A coupla paragraphs from chapter 2

The German singer Dietrich Fischer-Dieskau, who represents the conventionality of the pheno-song, plays the straw man in Barthes's argument. The contrast between the two singers is also a contrast between two national cultures (French and German) with their two genres of vocal music (mélodie and Lied), and perhaps between two generations of singers: Panzéra was born in 1896 and “FD,” as Barthes calls him, in 1925. His use of a German singer as bête noire is significant, since he is making an argument specific to French language and culture rather than proposing a universal aesthetic principle. Since Barthes is proposing an aesthetic criterion intimately connect to his own libidinal relation to the French language, the concept of the grain is untranslatable, untransferable to other cultural contexts.
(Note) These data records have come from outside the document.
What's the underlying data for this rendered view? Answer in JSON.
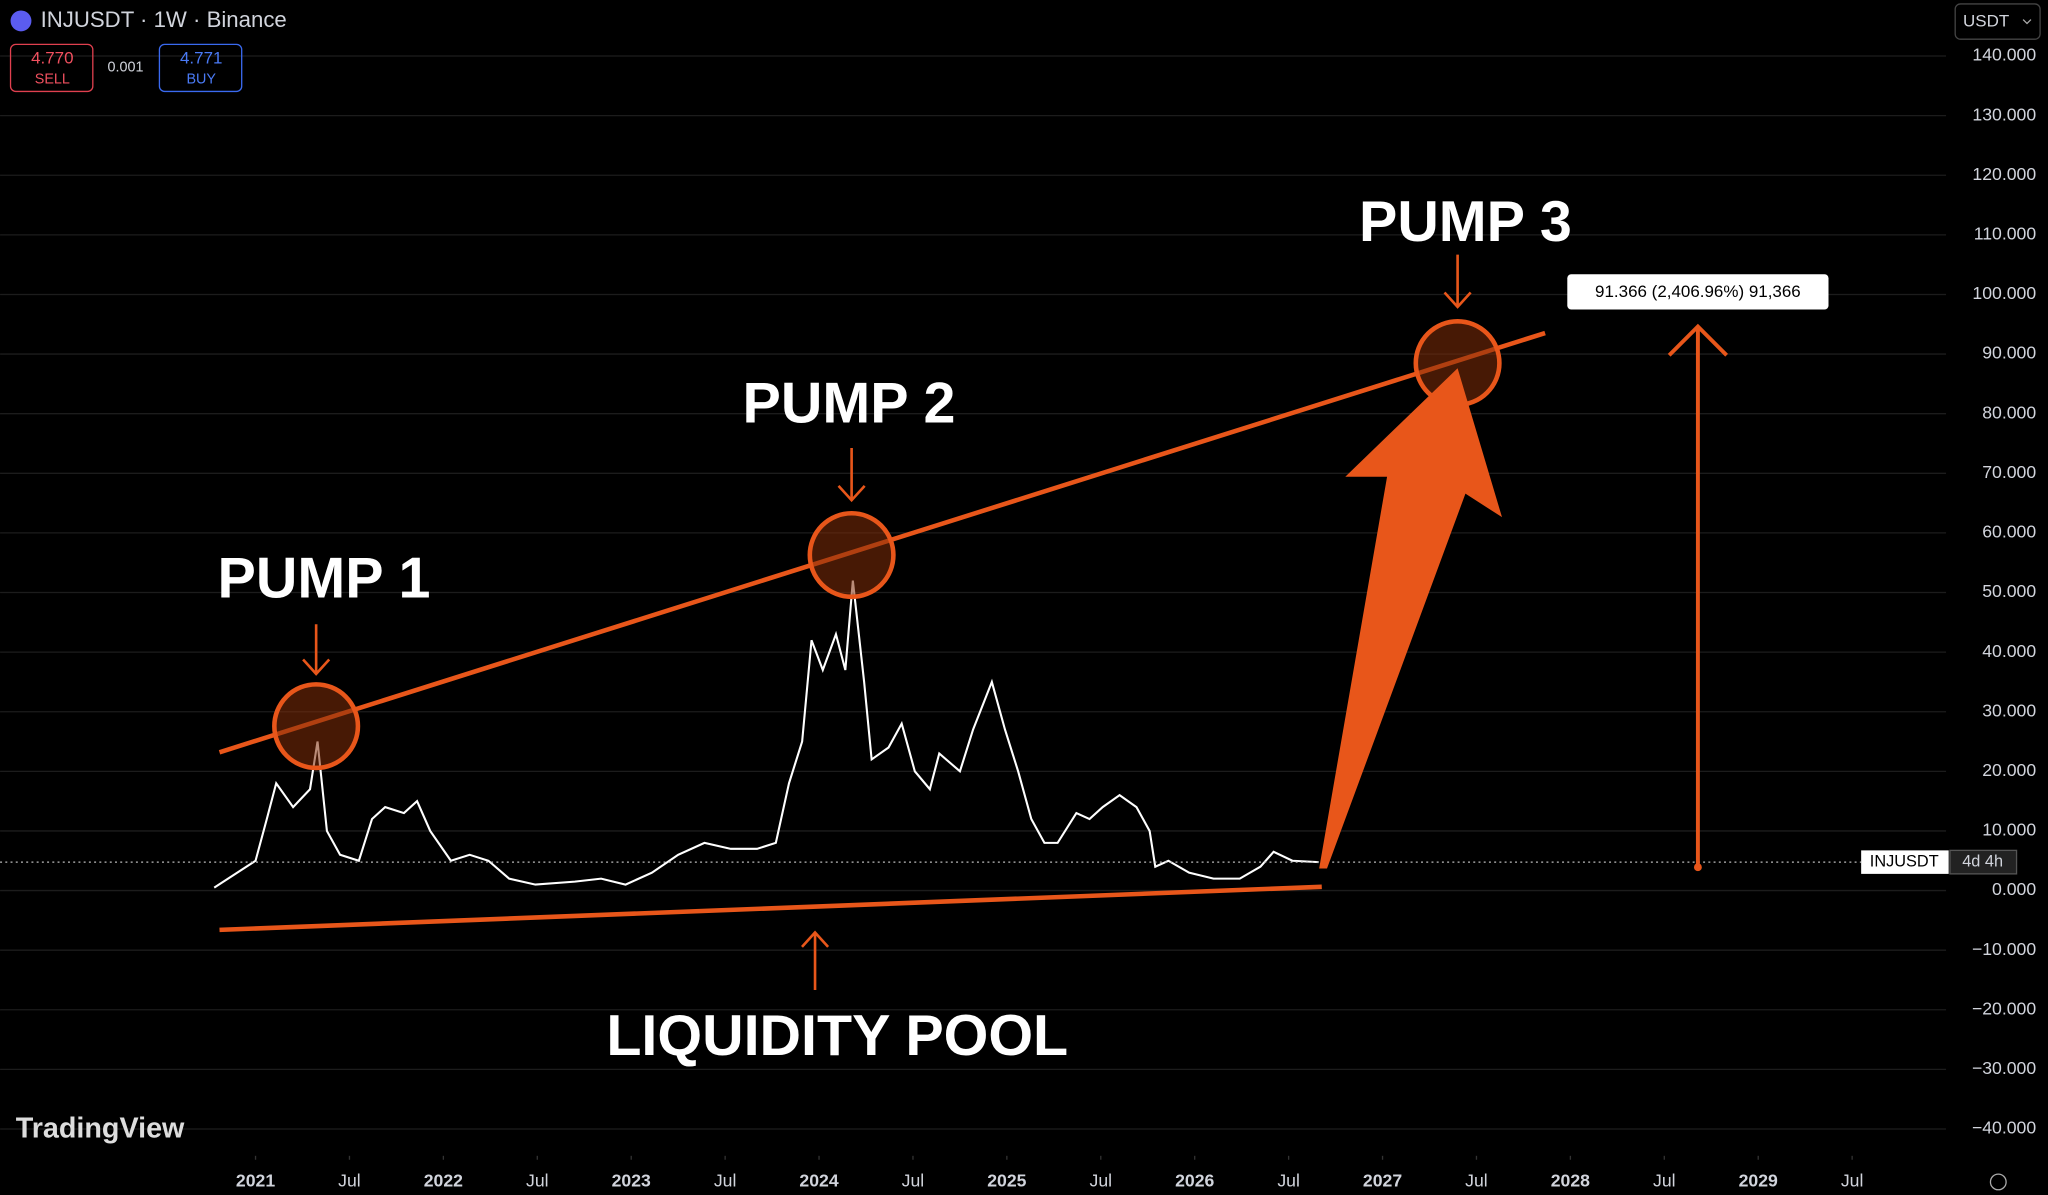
{
  "header": {
    "symbol": "INJUSDT · 1W · Binance",
    "currency": "USDT",
    "sell_price": "4.770",
    "sell_label": "SELL",
    "spread": "0.001",
    "buy_price": "4.771",
    "buy_label": "BUY",
    "watermark": "TradingView"
  },
  "chart_data": {
    "type": "line",
    "x": [
      2020.78,
      2021.0,
      2021.06,
      2021.11,
      2021.2,
      2021.29,
      2021.33,
      2021.38,
      2021.45,
      2021.55,
      2021.62,
      2021.69,
      2021.79,
      2021.86,
      2021.93,
      2022.04,
      2022.14,
      2022.24,
      2022.35,
      2022.49,
      2022.7,
      2022.84,
      2022.97,
      2023.11,
      2023.25,
      2023.39,
      2023.53,
      2023.67,
      2023.77,
      2023.84,
      2023.91,
      2023.96,
      2024.02,
      2024.09,
      2024.14,
      2024.18,
      2024.24,
      2024.28,
      2024.37,
      2024.44,
      2024.51,
      2024.59,
      2024.64,
      2024.75,
      2024.82,
      2024.92,
      2024.99,
      2025.06,
      2025.13,
      2025.2,
      2025.27,
      2025.37,
      2025.44,
      2025.51,
      2025.6,
      2025.69,
      2025.76,
      2025.79,
      2025.86,
      2025.97,
      2026.1,
      2026.24,
      2026.35,
      2026.42,
      2026.52,
      2026.66
    ],
    "series": [
      {
        "name": "INJUSDT",
        "color": "#ffffff",
        "values": [
          0.5,
          5,
          12,
          18,
          14,
          17,
          25,
          10,
          6,
          5,
          12,
          14,
          13,
          15,
          10,
          5,
          6,
          5,
          2,
          1,
          1.5,
          2,
          1,
          3,
          6,
          8,
          7,
          7,
          8,
          18,
          25,
          42,
          37,
          43,
          37,
          52,
          35,
          22,
          24,
          28,
          20,
          17,
          23,
          20,
          27,
          35,
          27,
          20,
          12,
          8,
          8,
          13,
          12,
          14,
          16,
          14,
          10,
          4,
          5,
          3,
          2,
          2,
          4,
          6.5,
          5,
          4.77
        ]
      }
    ],
    "last_price": 4.77,
    "price_tag": "INJUSDT",
    "countdown": "4d 4h",
    "xlim": [
      2019.64,
      2030.0
    ],
    "xticks": [
      {
        "value": 2021,
        "label": "2021"
      },
      {
        "value": 2021.5,
        "label": "Jul"
      },
      {
        "value": 2022,
        "label": "2022"
      },
      {
        "value": 2022.5,
        "label": "Jul"
      },
      {
        "value": 2023,
        "label": "2023"
      },
      {
        "value": 2023.5,
        "label": "Jul"
      },
      {
        "value": 2024,
        "label": "2024"
      },
      {
        "value": 2024.5,
        "label": "Jul"
      },
      {
        "value": 2025,
        "label": "2025"
      },
      {
        "value": 2025.5,
        "label": "Jul"
      },
      {
        "value": 2026,
        "label": "2026"
      },
      {
        "value": 2026.5,
        "label": "Jul"
      },
      {
        "value": 2027,
        "label": "2027"
      },
      {
        "value": 2027.5,
        "label": "Jul"
      },
      {
        "value": 2028,
        "label": "2028"
      },
      {
        "value": 2028.5,
        "label": "Jul"
      },
      {
        "value": 2029,
        "label": "2029"
      },
      {
        "value": 2029.5,
        "label": "Jul"
      }
    ],
    "ylim": [
      -44.5,
      149.4
    ],
    "yticks": [
      {
        "value": -40,
        "label": "−40.000"
      },
      {
        "value": -30,
        "label": "−30.000"
      },
      {
        "value": -20,
        "label": "−20.000"
      },
      {
        "value": -10,
        "label": "−10.000"
      },
      {
        "value": 0,
        "label": "0.000"
      },
      {
        "value": 10,
        "label": "10.000"
      },
      {
        "value": 20,
        "label": "20.000"
      },
      {
        "value": 30,
        "label": "30.000"
      },
      {
        "value": 40,
        "label": "40.000"
      },
      {
        "value": 50,
        "label": "50.000"
      },
      {
        "value": 60,
        "label": "60.000"
      },
      {
        "value": 70,
        "label": "70.000"
      },
      {
        "value": 80,
        "label": "80.000"
      },
      {
        "value": 90,
        "label": "90.000"
      },
      {
        "value": 100,
        "label": "100.000"
      },
      {
        "value": 110,
        "label": "110.000"
      },
      {
        "value": 120,
        "label": "120.000"
      },
      {
        "value": 130,
        "label": "130.000"
      },
      {
        "value": 140,
        "label": "140.000"
      }
    ],
    "grid": true
  },
  "annotations": {
    "pump1": "PUMP 1",
    "pump2": "PUMP 2",
    "pump3": "PUMP 3",
    "liquidity": "LIQUIDITY POOL",
    "measure": "91.366 (2,406.96%) 91,366"
  }
}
It also draws upon hoary romantic notions of national essences, creating a potent mixture of personal idiosyncracy and cultural exceptionalism similar to that of Lorca’s. Barthes’s personal response to Panzéra, however, also invites comparative and universalizing gestures. Translated into English, and read by many who have never heard a recording by the Swiss baritone, Barthes’s essay acquires other meanings untethered from his libininal response to this music.

“The Grain of the Voice” is one of the few essays that Barthes dedicated to lyric poetry, but it is “about” poetry only in a very specific sense: the genre of the mélodie, exemplified by composers like Debussy, Ravel, Duparc, and Fauré, consists primarily of settings of French romantic and symbolist poets like Hugo, Baudelaire, and Verlaine. The words whose phonology Barthes savored in Panzéra’s performances, then, were those of this canonical French lyric poetry. He had an intimate connection to this poetic tradition, experienced through a particular style of performance to which he felt a personal attachment.

Marjorie Perloff notes an oversight in Jonathan Culler’s explanation for Barthes’s habitual neglect of lyric poetry. Culler had argued that Barthes is suspicious of poetry because of its identification with “plenitude” (Perloff, Poetic License 17). Perloff suggests that we look for the French theorist’s engagement with the “poetic” elsewhere: “not in the conventionally isolated lyric poem, so dear to the Romantics and Symbolists, but in texts not immediately recognized as poetry”(ibid. 18). This is a keen observation, but both Perloff and Culler are perhaps forgetting a peculiarly regressive or sentimental aspect of Barthes’s sensibility, one evidenced in his love of the mélodie and other late nineteenth- and early twentieth-century pleasures. This facet of Barthes’s work, of course, becomes increasingly strong in the final phase of his career.